Market share remains the most popular metric to calculate among metric calculators, and last quarter their measures claim Apple shipped the second largest amount of smartphones in the world at 31.2 million, representing a 13.1% slice of the customer pie. IDC reports:
Apple posted its second-lowest year-over-year iPhone growth rate in almost four years as some buyers presumably held off on iPhone purchases in advance of an expected next-generation device launch this fall. Nonetheless, the 31.2 million iPhones Apple shipped last quarter was impressive as its flagship iPhone 5 model, which has been in the market for three quarters, was faced with additional global competition in the form of Samsung's Galaxy S4 and HTC's critically-acclaimed One models.
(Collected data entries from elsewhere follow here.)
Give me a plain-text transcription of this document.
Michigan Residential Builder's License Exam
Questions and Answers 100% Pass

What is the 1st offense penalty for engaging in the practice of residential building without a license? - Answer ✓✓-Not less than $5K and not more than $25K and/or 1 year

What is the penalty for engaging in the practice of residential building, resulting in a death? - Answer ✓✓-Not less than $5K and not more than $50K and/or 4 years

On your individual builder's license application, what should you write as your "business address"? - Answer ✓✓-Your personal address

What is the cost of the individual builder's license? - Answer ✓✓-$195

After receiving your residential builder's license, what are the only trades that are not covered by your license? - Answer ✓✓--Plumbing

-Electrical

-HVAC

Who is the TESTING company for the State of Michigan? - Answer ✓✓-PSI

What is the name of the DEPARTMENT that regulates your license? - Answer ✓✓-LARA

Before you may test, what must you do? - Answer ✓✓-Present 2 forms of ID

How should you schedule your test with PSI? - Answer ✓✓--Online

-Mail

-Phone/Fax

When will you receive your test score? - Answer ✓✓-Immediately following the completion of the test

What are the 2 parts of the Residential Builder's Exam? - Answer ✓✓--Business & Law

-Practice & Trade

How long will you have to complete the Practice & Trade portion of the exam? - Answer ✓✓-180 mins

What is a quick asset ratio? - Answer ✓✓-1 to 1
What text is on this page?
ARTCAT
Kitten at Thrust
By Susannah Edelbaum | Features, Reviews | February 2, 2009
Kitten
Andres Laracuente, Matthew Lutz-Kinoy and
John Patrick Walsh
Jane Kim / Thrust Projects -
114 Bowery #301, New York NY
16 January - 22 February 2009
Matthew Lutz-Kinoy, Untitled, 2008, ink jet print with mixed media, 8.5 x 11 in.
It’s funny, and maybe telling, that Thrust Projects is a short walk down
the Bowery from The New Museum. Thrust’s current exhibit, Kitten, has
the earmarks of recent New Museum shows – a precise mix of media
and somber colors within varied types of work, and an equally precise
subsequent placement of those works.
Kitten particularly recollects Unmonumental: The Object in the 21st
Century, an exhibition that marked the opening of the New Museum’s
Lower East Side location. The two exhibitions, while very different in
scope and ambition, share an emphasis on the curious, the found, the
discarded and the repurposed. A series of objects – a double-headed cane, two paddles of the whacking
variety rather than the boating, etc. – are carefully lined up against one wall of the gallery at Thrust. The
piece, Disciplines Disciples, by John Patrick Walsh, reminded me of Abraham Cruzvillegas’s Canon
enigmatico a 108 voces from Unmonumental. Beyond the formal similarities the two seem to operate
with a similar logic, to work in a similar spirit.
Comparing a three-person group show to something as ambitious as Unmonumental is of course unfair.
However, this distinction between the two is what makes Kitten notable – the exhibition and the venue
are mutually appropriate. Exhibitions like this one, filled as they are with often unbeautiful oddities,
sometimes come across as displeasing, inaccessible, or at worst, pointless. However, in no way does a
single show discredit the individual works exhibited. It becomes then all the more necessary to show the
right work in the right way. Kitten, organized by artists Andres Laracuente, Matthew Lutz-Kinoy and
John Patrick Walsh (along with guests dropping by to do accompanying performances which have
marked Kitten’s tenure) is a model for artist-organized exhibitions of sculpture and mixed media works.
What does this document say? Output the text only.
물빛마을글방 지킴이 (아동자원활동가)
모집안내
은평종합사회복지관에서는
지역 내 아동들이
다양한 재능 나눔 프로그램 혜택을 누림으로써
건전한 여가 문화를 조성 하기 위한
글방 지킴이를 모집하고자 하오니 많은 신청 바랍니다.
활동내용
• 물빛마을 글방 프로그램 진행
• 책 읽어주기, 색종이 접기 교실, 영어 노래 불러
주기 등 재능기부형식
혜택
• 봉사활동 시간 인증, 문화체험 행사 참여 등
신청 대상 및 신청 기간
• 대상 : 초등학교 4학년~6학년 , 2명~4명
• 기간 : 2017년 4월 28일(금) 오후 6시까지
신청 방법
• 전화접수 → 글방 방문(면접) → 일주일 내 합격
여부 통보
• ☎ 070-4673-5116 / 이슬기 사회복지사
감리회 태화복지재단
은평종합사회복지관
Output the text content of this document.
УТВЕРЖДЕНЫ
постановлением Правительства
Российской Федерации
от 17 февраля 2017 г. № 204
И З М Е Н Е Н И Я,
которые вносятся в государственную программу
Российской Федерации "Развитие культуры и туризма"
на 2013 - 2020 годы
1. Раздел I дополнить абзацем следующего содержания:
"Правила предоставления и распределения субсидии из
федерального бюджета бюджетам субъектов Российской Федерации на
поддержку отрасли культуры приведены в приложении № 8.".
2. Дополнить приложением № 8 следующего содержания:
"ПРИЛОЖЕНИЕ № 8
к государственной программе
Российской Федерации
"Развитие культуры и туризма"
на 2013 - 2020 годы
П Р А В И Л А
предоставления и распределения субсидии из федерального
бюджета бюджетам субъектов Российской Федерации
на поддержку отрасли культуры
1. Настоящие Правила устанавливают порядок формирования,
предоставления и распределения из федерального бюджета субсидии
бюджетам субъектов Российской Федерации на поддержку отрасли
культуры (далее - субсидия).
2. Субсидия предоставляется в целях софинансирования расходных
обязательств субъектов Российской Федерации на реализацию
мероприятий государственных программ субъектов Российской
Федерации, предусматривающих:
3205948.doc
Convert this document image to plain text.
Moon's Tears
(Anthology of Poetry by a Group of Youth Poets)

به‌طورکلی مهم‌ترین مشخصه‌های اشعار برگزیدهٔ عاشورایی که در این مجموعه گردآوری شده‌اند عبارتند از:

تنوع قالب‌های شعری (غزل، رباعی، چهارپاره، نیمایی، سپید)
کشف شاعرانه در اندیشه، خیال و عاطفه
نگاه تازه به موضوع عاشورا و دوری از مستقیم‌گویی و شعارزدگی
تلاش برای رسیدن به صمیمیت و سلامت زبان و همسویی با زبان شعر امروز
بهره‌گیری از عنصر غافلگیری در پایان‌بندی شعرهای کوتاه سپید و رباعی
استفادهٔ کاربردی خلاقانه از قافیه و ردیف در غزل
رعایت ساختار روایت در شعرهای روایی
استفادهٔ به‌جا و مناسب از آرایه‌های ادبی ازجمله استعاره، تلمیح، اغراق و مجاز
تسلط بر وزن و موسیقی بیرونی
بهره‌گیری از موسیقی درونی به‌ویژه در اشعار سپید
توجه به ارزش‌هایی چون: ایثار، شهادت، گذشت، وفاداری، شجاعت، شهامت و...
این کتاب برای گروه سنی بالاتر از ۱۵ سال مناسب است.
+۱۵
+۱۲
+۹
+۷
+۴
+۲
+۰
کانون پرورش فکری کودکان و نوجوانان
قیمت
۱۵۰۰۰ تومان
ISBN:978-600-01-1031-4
Apple's growth is likely to accelerate globally assuming it launches a lower-cost iPhone and continues to penetrate prepaid markets in the quarters to come.
Samsung took the top spot at 72.4 million units shipped, for a 30.4% share, and LG rounded out the top three with 12.1 million and 5.1%. When it comes to all phones, not just the smart ones, Samsung jumps to a whopping 114.4 million units but only a 26.2% share, because Nokia remains on that particular chart with 61.1 million units for 14.1%.
So, while Apple moved more units than this time last year, Samsung moved way more units, and that brought Apple's overall moved-units number down. (Nokia moved way less units than they did this time last year, but not way-enough-er to fall below Apple yet when you count dumb-phones, which Apple doesn't make.)
What does this tell us? Once again as much or as little as we want to read into it. In terms of gross trends Samsung is shipping a ton more, smartphone and dumbphone both. Nokia is shipping a ton less, but their dumbphone share is still significant. And Apple is still growing, though not as fast as Samsung. Smartphones are also still growing, and we're increasingly approaching the time when almost all phones are smart.
Once again, these are estimated units shipped only, not necessarily units sold (because most manufacturers not named Apple don't report actual sold-to-customer numbers). It doesn't cover profit share, usage share, customer satisfaction (customer sat!) or anything else.
Apple entered the market with Nokia (Symbian) and BlackBerry at the top of the charts, and they're still in the game now that Samsung fills the shelves.
The assumption about the less expensive iPhone is interesting, however. Apple hasn't announced such a product, though it's been rumored for several years. Recently sales of the 2011 iPhone 4 have grown, due to its relatively low cost. That's pushed down Apple's average selling price, costing them margin and ultimately profit.
That's the thing about the market share game. You can't just play it, you have to play it well. So far, historically, Apple's done that best on profit, Samsung increasingly on volume. Now maybe we'll start to see each broaden their plays. Interesting times.
Source: IDC
Source: http://feedproxy.google.com/~r/TheIphoneBlog/~3/5lt17374FEY/story01.htm
nit championship transcendentalism bells palsy channel 5 news uc berkeley harrison barnes brett ratner
No comments:
Post a Comment
Note: Only a member of this blog may post a comment.